Vor kurzem gab es zur Orientierung einen wunderschönen Labelsampler, „Across Uneven Terrain“, der das rätselhafte Geheimwissen der Eingeweihten auch Außenstehenden zugänglich macht. Hier versammeln sich der berühmte Björk-Remix von Funkstörung, ein Autechre-Remix, Turntable-Noise, Industrial, Dub, Detroit Techno, Postrock von Mice Parade alias Adam Pierce, auch Mitglied der Dylan Group – organisch zusammengesetzt aus durch den Raum rotierenden Streichern, schüchternen Gitarrenharmonien, Xylophon, menschlichem Wispern und zerbrochenen Beats.

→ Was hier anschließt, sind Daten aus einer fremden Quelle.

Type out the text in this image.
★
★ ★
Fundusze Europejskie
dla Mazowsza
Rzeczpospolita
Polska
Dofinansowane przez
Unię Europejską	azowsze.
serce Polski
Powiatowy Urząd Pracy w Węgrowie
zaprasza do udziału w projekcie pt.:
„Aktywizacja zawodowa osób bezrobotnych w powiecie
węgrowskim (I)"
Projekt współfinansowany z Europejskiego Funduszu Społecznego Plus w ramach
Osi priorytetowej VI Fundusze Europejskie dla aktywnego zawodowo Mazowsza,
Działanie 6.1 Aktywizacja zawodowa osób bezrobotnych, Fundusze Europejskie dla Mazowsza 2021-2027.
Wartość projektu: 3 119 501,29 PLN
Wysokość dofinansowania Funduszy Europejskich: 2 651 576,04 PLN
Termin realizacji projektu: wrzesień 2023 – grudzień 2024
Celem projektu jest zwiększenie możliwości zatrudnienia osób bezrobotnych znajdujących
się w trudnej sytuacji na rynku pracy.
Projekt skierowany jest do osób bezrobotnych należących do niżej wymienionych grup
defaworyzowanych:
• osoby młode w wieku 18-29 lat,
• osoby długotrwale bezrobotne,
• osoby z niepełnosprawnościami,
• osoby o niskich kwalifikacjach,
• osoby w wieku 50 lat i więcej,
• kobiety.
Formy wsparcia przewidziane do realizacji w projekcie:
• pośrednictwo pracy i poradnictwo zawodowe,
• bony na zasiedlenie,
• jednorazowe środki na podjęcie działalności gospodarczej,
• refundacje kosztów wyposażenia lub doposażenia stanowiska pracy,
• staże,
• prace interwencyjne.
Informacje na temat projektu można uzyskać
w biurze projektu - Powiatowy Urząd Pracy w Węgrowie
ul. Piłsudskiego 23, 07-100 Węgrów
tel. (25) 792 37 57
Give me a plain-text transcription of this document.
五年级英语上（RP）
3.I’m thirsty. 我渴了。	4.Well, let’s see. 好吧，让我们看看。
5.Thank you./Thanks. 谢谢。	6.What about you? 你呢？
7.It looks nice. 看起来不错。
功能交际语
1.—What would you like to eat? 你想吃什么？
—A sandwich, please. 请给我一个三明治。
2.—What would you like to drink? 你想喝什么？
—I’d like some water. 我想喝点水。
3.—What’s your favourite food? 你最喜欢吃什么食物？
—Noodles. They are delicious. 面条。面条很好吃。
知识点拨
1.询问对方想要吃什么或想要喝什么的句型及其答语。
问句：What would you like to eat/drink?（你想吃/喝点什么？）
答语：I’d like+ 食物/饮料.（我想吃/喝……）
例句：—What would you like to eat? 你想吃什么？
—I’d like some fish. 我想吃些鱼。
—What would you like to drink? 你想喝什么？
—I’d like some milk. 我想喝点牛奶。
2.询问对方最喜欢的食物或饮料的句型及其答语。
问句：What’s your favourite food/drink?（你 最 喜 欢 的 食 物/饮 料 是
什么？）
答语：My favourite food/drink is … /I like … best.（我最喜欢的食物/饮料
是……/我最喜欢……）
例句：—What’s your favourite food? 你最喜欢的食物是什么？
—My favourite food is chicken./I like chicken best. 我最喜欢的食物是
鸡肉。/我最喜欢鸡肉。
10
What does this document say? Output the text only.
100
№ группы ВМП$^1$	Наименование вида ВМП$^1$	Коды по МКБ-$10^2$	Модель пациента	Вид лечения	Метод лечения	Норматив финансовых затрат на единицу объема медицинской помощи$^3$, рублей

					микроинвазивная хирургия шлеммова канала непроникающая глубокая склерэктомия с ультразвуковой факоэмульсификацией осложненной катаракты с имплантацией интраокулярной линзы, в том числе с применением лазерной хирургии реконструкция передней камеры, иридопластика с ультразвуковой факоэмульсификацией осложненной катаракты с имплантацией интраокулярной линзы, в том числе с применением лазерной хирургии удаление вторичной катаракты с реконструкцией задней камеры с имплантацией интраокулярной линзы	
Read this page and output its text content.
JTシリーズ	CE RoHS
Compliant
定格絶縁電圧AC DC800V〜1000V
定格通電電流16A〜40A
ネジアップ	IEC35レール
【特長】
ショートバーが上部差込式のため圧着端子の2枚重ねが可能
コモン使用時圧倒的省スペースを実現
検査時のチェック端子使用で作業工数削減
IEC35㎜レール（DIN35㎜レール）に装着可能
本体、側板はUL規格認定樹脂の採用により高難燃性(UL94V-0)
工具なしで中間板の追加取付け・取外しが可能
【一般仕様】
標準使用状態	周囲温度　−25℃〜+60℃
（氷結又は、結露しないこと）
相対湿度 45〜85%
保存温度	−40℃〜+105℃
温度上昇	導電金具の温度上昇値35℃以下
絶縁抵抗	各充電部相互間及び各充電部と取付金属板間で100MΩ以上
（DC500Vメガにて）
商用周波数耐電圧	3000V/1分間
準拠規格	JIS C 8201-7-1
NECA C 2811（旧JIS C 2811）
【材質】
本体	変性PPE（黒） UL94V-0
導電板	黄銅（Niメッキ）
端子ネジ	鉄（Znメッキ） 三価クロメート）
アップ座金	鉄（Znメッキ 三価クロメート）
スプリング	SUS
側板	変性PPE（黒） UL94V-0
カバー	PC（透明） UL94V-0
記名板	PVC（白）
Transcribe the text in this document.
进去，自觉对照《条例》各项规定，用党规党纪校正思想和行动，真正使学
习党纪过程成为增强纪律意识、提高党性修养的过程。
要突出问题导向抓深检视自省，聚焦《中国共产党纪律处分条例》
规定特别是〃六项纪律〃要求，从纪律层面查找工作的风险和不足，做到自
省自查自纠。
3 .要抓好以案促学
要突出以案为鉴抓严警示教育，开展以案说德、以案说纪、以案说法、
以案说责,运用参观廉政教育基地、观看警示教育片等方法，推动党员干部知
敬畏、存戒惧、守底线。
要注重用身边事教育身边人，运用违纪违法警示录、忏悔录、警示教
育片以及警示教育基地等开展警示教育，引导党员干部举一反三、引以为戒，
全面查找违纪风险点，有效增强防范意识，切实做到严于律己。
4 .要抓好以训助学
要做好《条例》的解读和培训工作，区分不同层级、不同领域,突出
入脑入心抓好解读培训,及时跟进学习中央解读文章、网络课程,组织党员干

Ein anderes Projekt von Ex-Mitgliedern der Chicagoer Postrock-Band Rome stiftet unter dem Namen Sons of The Sun ein verdrehtes Stück mit einem Chaka-Khan-Sample, dem Bellen eines überdrehten Aufzieh-Pinschers, klingenden Gläsern, knarzendem Geigerzähler und Vocoderpoesie. Von Process, einem Musiker aus Brighton, der heute abend auch in Berlin mit dabei sein wird, stammt ein Stück, das einerseits an Minimaltechno, andererseits an den holprigen Maschinenkult von Staalplaat-Bands wie Esplendor Geométrico erinnert. Es rumpelt und pumpelt, daß es eine Freude ist, und kratzt herrlich altmodisch, und geht am Ende nur darum nicht in die Luft, weil der Glaube an das Sandkorn im Getriebe so unerschütterlich ist. Susanne Messmer

Fat Cat Party mit Transient Waves im Maria im Ostbahnhof, ab 22 Uhr

Ein Besen gleitet so langsam über das Becken, daß jeder Halm einzeln hörbar wird.